The difference between Sr. and St.!

Thank God for auto-correct! How often have I signed myself off in an email or a text message as ‘St.’, that is, Saint, instead of ‘Sr.’, that is, 'Sister'.  Though yesterday some kind person actually texted me as ‘St. Louise’! Whilst I giggled, it was also a moment of reflection on the huge commitment I have to become a saint. Yes, I aspire to be a saint. It may sound proud for someone to say out loud that one aspires to be a saint. I am convinced that I have lived with and live with saints, holy people who aspire to ‘be’ completely for Christ, for to be a saint to is be holy, in the footsteps of Jesus who is Holy.  They are ordinary people, to say it somehow, without a visible heroism, but in their everyday goodness I see the truth of the faith. This goodness, which they have matured in the faith of the Church, is for me a sure defence of Christianity and the sign of where the truth is.
I came across this blog from Neal Obstat  which had a post entitled: “We need saints!’ It resonated with me a lot.

          "We need saints!
We need saints that aren’t afraid to be different. 
We need saints that don’t fit some pre-conceived notion of holiness or some humanly orchestrated mold of perfection.

We need saints that aren’t afraid to live in the paradox of Christianity, the kind of saints that don’t just pass over suffering, but instead choose to faithfully live through it. 

We need saints that love their families, however dysfunctional they may seem to be. 

We need saints that aren’t afraid to be misunderstood or forgotten, and yet understand the pain of Christ when they do feel this way. 

We need saints who are free to laugh until their sides hurt or to cry until they can’t cry anymore. 

We need saints who refuse to rob from others the gift of joy or the gift of suffering, the kinds of saints who live faithfully in the mess of a broken humanity won over ultimately by Love Himself. 

We need saints who aren’t afraid to be weak in the eyes of the world while silently building up the world by their prayers and faithfulness in their everyday lives. 

We need saints who aren’t afraid to let prayer and play or prayer and work exist as one and the same. 

We need saints who have their own likes and dislikes, even when they differ from those closest to them. 

We don’t need another St. Therese or St. John of the Cross, but instead we need the saints that have been created for this time and place in history. 

We need saints who allow their relationship with the Lord to be the lens through which they see the world, others, and even themselves. 

We need saints who are simply trying to be exactly who they are. We need saints who are fully alive!  …saints who embrace the Sacramentality of the present moment:  whether that’s running in the rain, watching the sunrise, eating s’mores, singing your newborn baby to sleep, or simply washing dishes or driving kids to soccer practice for the hundredth time. 
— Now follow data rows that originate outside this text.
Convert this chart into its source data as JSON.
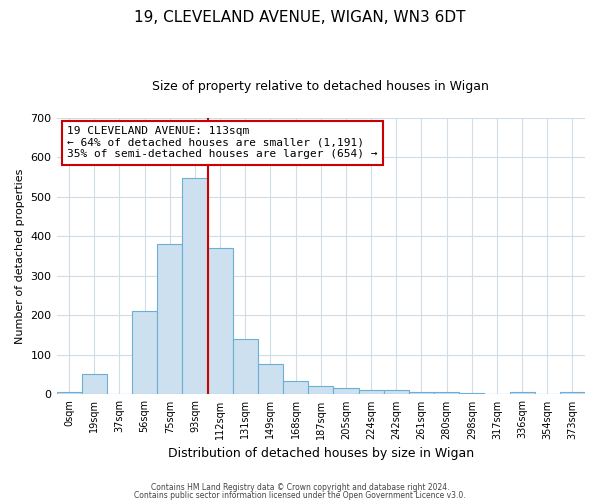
{
  "title": "19, CLEVELAND AVENUE, WIGAN, WN3 6DT",
  "subtitle": "Size of property relative to detached houses in Wigan",
  "xlabel": "Distribution of detached houses by size in Wigan",
  "ylabel": "Number of detached properties",
  "bar_labels": [
    "0sqm",
    "19sqm",
    "37sqm",
    "56sqm",
    "75sqm",
    "93sqm",
    "112sqm",
    "131sqm",
    "149sqm",
    "168sqm",
    "187sqm",
    "205sqm",
    "224sqm",
    "242sqm",
    "261sqm",
    "280sqm",
    "298sqm",
    "317sqm",
    "336sqm",
    "354sqm",
    "373sqm"
  ],
  "bar_values": [
    7,
    52,
    0,
    210,
    380,
    547,
    370,
    140,
    77,
    35,
    21,
    17,
    11,
    10,
    7,
    5,
    4,
    0,
    7,
    0,
    5
  ],
  "bar_color": "#cce0f0",
  "bar_edge_color": "#6baed6",
  "vline_x": 5.5,
  "vline_color": "#cc0000",
  "annotation_text": "19 CLEVELAND AVENUE: 113sqm\n← 64% of detached houses are smaller (1,191)\n35% of semi-detached houses are larger (654) →",
  "annotation_box_color": "#ffffff",
  "annotation_box_edge": "#cc0000",
  "ylim": [
    0,
    700
  ],
  "yticks": [
    0,
    100,
    200,
    300,
    400,
    500,
    600,
    700
  ],
  "footnote1": "Contains HM Land Registry data © Crown copyright and database right 2024.",
  "footnote2": "Contains public sector information licensed under the Open Government Licence v3.0.",
  "background_color": "#ffffff",
  "grid_color": "#d0dce8",
  "title_fontsize": 11,
  "subtitle_fontsize": 9,
  "ylabel_fontsize": 8,
  "xlabel_fontsize": 9
}
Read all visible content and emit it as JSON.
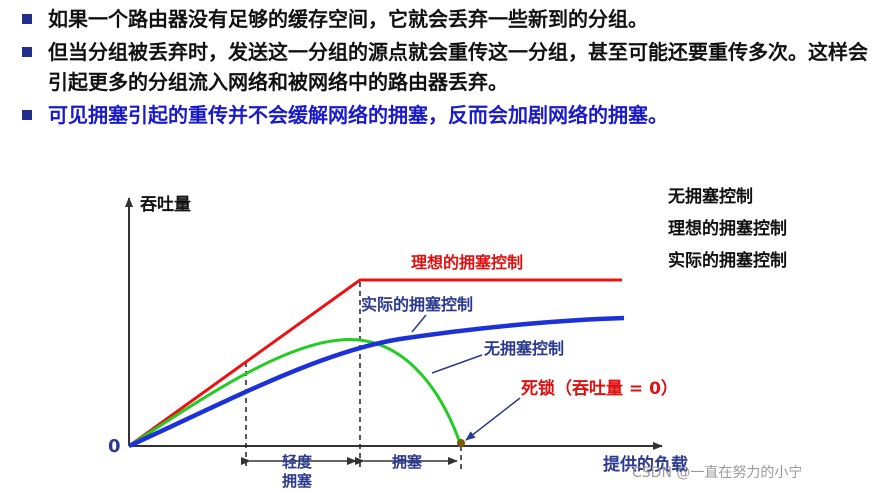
{
  "bullets": [
    {
      "text": "如果一个路由器没有足够的缓存空间，它就会丢弃一些新到的分组。",
      "color": "#111111"
    },
    {
      "text": "但当分组被丢弃时，发送这一分组的源点就会重传这一分组，甚至可能还要重传多次。这样会引起更多的分组流入网络和被网络中的路由器丢弃。",
      "color": "#111111"
    },
    {
      "text": "可见拥塞引起的重传并不会缓解网络的拥塞，反而会加剧网络的拥塞。",
      "color": "#1a1acc"
    }
  ],
  "legend": [
    "无拥塞控制",
    "理想的拥塞控制",
    "实际的拥塞控制"
  ],
  "diagram": {
    "y_axis_label": "吞吐量",
    "x_axis_label": "提供的负载",
    "origin_label": "0",
    "curve_labels": {
      "ideal": "理想的拥塞控制",
      "actual": "实际的拥塞控制",
      "none": "无拥塞控制",
      "deadlock": "死锁（吞吐量 = 0）"
    },
    "regions": {
      "light": [
        "轻度",
        "拥塞"
      ],
      "heavy": "拥塞"
    },
    "colors": {
      "ideal": "#ee1111",
      "actual": "#1c32d8",
      "none": "#22cc22",
      "label_blue": "#2b3a8f",
      "label_red": "#e01010",
      "axis": "#333333"
    }
  },
  "watermark": "CSDN @一直在努力的小宁"
}
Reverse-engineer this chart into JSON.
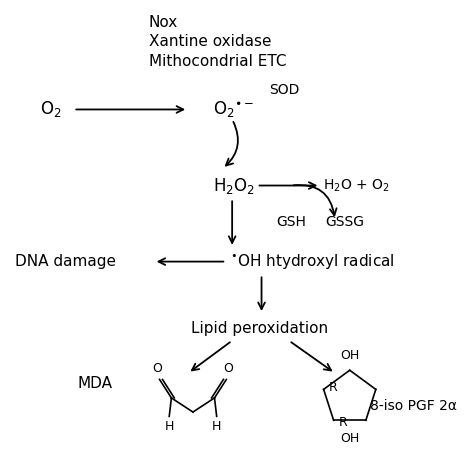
{
  "bg_color": "#ffffff",
  "text_color": "#000000",
  "figsize": [
    4.74,
    4.57
  ],
  "dpi": 100,
  "labels": {
    "nox_text": "Nox\nXantine oxidase\nMithocondrial ETC",
    "O2": "O$_2$",
    "O2_radical": "O$_2$$^{\\bullet-}$",
    "SOD": "SOD",
    "H2O2": "H$_2$O$_2$",
    "H2O_O2": "H$_2$O + O$_2$",
    "GSH": "GSH",
    "GSSG": "GSSG",
    "OH_radical": "$^{\\bullet}$OH htydroxyl radical",
    "DNA_damage": "DNA damage",
    "lipid_perox": "Lipid peroxidation",
    "MDA": "MDA",
    "iso_pgf": "8-iso PGF 2α"
  }
}
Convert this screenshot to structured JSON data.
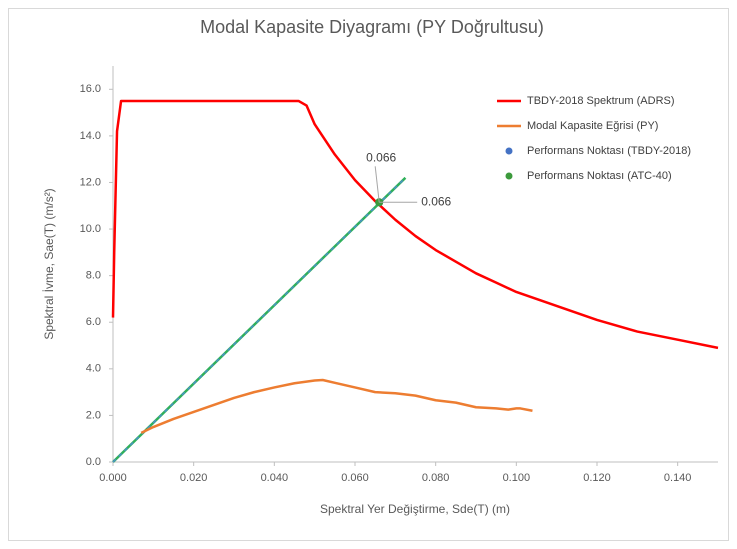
{
  "chart_data": {
    "type": "line",
    "title": "Modal Kapasite Diyagramı (PY Doğrultusu)",
    "x_label": "Spektral Yer Değiştirme, Sde(T) (m)",
    "y_label": "Spektral İvme, Sae(T) (m/s²)",
    "xlim": [
      0,
      0.15
    ],
    "xticks": [
      {
        "value": 0,
        "label": "0.000"
      },
      {
        "value": 0.02,
        "label": "0.020"
      },
      {
        "value": 0.04,
        "label": "0.040"
      },
      {
        "value": 0.06,
        "label": "0.060"
      },
      {
        "value": 0.08,
        "label": "0.080"
      },
      {
        "value": 0.1,
        "label": "0.100"
      },
      {
        "value": 0.12,
        "label": "0.120"
      },
      {
        "value": 0.14,
        "label": "0.140"
      }
    ],
    "ylim": [
      0,
      17
    ],
    "yticks": [
      {
        "value": 0,
        "label": "0.0"
      },
      {
        "value": 2,
        "label": "2.0"
      },
      {
        "value": 4,
        "label": "4.0"
      },
      {
        "value": 6,
        "label": "6.0"
      },
      {
        "value": 8,
        "label": "8.0"
      },
      {
        "value": 10,
        "label": "10.0"
      },
      {
        "value": 12,
        "label": "12.0"
      },
      {
        "value": 14,
        "label": "14.0"
      },
      {
        "value": 16,
        "label": "16.0"
      }
    ],
    "grid": false,
    "legend": "upper right",
    "series": [
      {
        "name": "TBDY-2018 Spektrum (ADRS)",
        "color": "#ff0000",
        "style": "line",
        "x": [
          0,
          0.0003,
          0.001,
          0.002,
          0.046,
          0.048,
          0.05,
          0.055,
          0.06,
          0.065,
          0.07,
          0.075,
          0.08,
          0.085,
          0.09,
          0.095,
          0.1,
          0.11,
          0.12,
          0.13,
          0.14,
          0.15
        ],
        "values": [
          6.2,
          9,
          14.2,
          15.5,
          15.5,
          15.3,
          14.5,
          13.2,
          12.1,
          11.2,
          10.4,
          9.7,
          9.1,
          8.6,
          8.1,
          7.7,
          7.3,
          6.7,
          6.1,
          5.6,
          5.25,
          4.9
        ]
      },
      {
        "name": "Modal Kapasite Eğrisi (PY)",
        "color": "#ed7d31",
        "style": "line",
        "x": [
          0.007,
          0.01,
          0.015,
          0.02,
          0.025,
          0.03,
          0.035,
          0.04,
          0.045,
          0.05,
          0.052,
          0.055,
          0.06,
          0.065,
          0.07,
          0.075,
          0.08,
          0.085,
          0.09,
          0.095,
          0.098,
          0.1,
          0.101,
          0.104
        ],
        "values": [
          1.25,
          1.5,
          1.85,
          2.15,
          2.45,
          2.75,
          3.0,
          3.2,
          3.38,
          3.5,
          3.52,
          3.4,
          3.2,
          3.0,
          2.95,
          2.85,
          2.65,
          2.55,
          2.35,
          2.3,
          2.25,
          2.3,
          2.3,
          2.2
        ]
      },
      {
        "name": "Performans Noktası (TBDY-2018)",
        "color": "#4472c4",
        "style": "point",
        "x": [
          0.066
        ],
        "values": [
          11.15
        ]
      },
      {
        "name": "Performans Noktası (ATC-40)",
        "color": "#3c9a3c",
        "style": "point",
        "x": [
          0.066
        ],
        "values": [
          11.15
        ]
      }
    ],
    "lines": [
      {
        "color": "#2fb05a",
        "x": [
          0,
          0.0725
        ],
        "values": [
          0,
          12.2
        ]
      },
      {
        "color": "#4a90c8",
        "x": [
          0,
          0.0725
        ],
        "values": [
          0,
          12.2
        ]
      }
    ]
  }
}
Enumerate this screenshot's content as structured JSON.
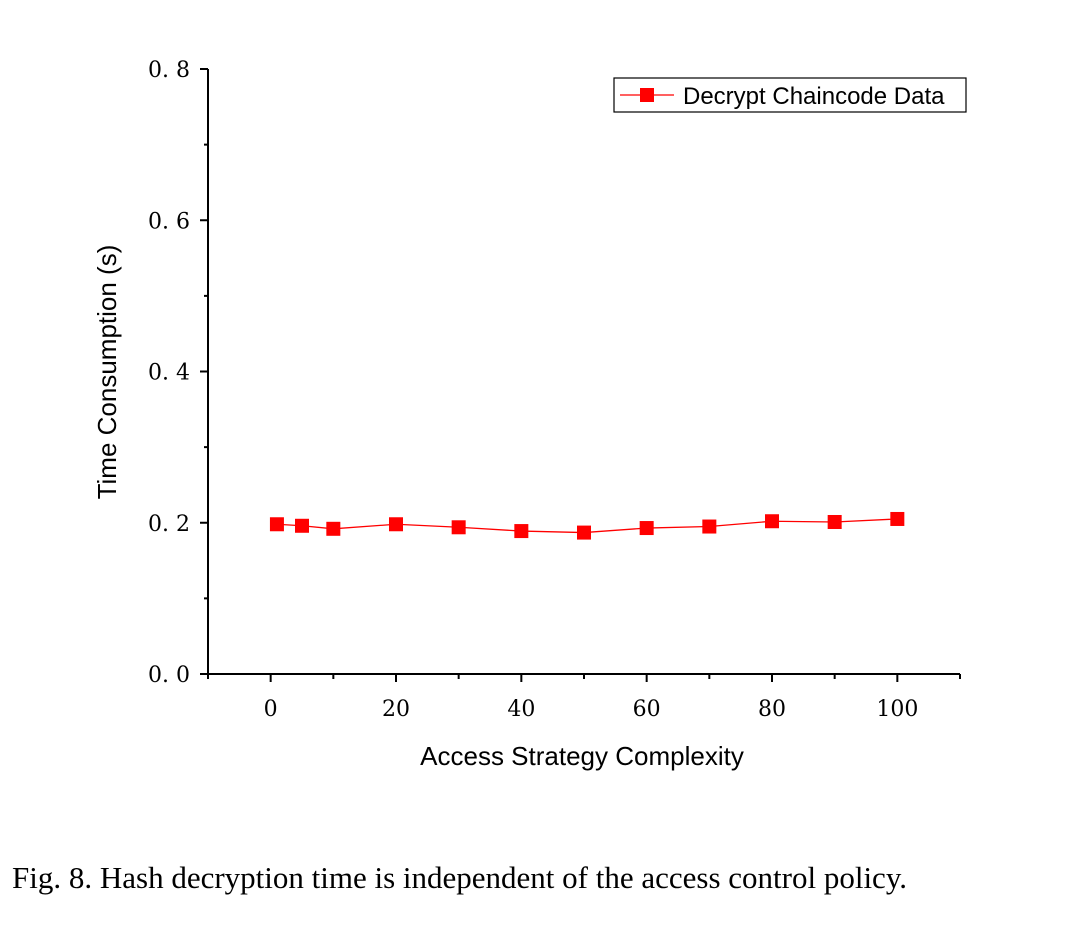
{
  "chart_data": {
    "type": "line",
    "xlabel": "Access Strategy Complexity",
    "ylabel": "Time Consumption (s)",
    "xlim": [
      -10,
      110
    ],
    "ylim": [
      0.0,
      0.8
    ],
    "x_ticks": [
      "0",
      "20",
      "40",
      "60",
      "80",
      "100"
    ],
    "y_ticks": [
      "0.0",
      "0.2",
      "0.4",
      "0.6",
      "0.8"
    ],
    "legend_position": "top-right",
    "grid": false,
    "series": [
      {
        "name": "Decrypt Chaincode Data",
        "color": "#ff0000",
        "marker": "square",
        "x": [
          1,
          5,
          10,
          20,
          30,
          40,
          50,
          60,
          70,
          80,
          90,
          100
        ],
        "y": [
          0.198,
          0.196,
          0.192,
          0.198,
          0.194,
          0.189,
          0.187,
          0.193,
          0.195,
          0.202,
          0.201,
          0.205
        ]
      }
    ]
  },
  "caption": "Fig. 8.  Hash decryption time is independent of the access control policy."
}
We need saints who aren’t afraid to learn from children how to see everything as new and beautiful, even the most mundane of activities. 

We need saints who realize that they stand on the shoulders of giants, constantly being strengthened by the prayers of silent, hidden saints throughout the world. 

We need saints who are not afraid to be found broken in their weakness.  We need saints who are courageous enough to be humble and to offer the gift of themselves tirelessly without ever seeing or understanding the end of such a gift. 

In all, we need saints who are authentic, who are exactly who and what they’ve been created to be.  We need saints who aren’t afraid to be fully human.  We need saints.”

Yes, as the Catechism reminds us: “The saints in heaven establish the whole Church in holiness. Their merits are offered through Christ, the one Mediator. By their concern, our weaknesses are helped. "Do not weep, for I shall be more useful to you after my death" (St. Dominic). "I want to spend my heaven in doing good on earth" (St. Therese of Lisieux). Our union with the saints in heaven joins us to Christ. "We love the martyrs. May we also be their companions and fellow disciples" (Martyrdom of Polycarp)”(Catechism 957-958).

We continue in the month of November to pray for our dead. Again, we return to the Catechism which reminds us that “the Church has always had great respect for the dead. "It is a holy and wholesome thought to pray for the dead that they may be loosed from their sins" (2 Macc 12:45). By our prayers, we help them and make their intercession for us effective.”

So read the lives of the saints. Every day. All year. Every year. They are the actual “cloud of witnesses” (Heb. 12:1) that surrounds us. When we ask them to, they pray for us. When we strive spiritually, they cheer. Like our guardian angel, they are ever present if we nurture our relationship with them; thereby we are never, ever alone. Christ stands at the door of our heart and knocks, the Holy Spirit is in all places and fills all things, and the saints, in likeness to God, accompany us also if we so desire.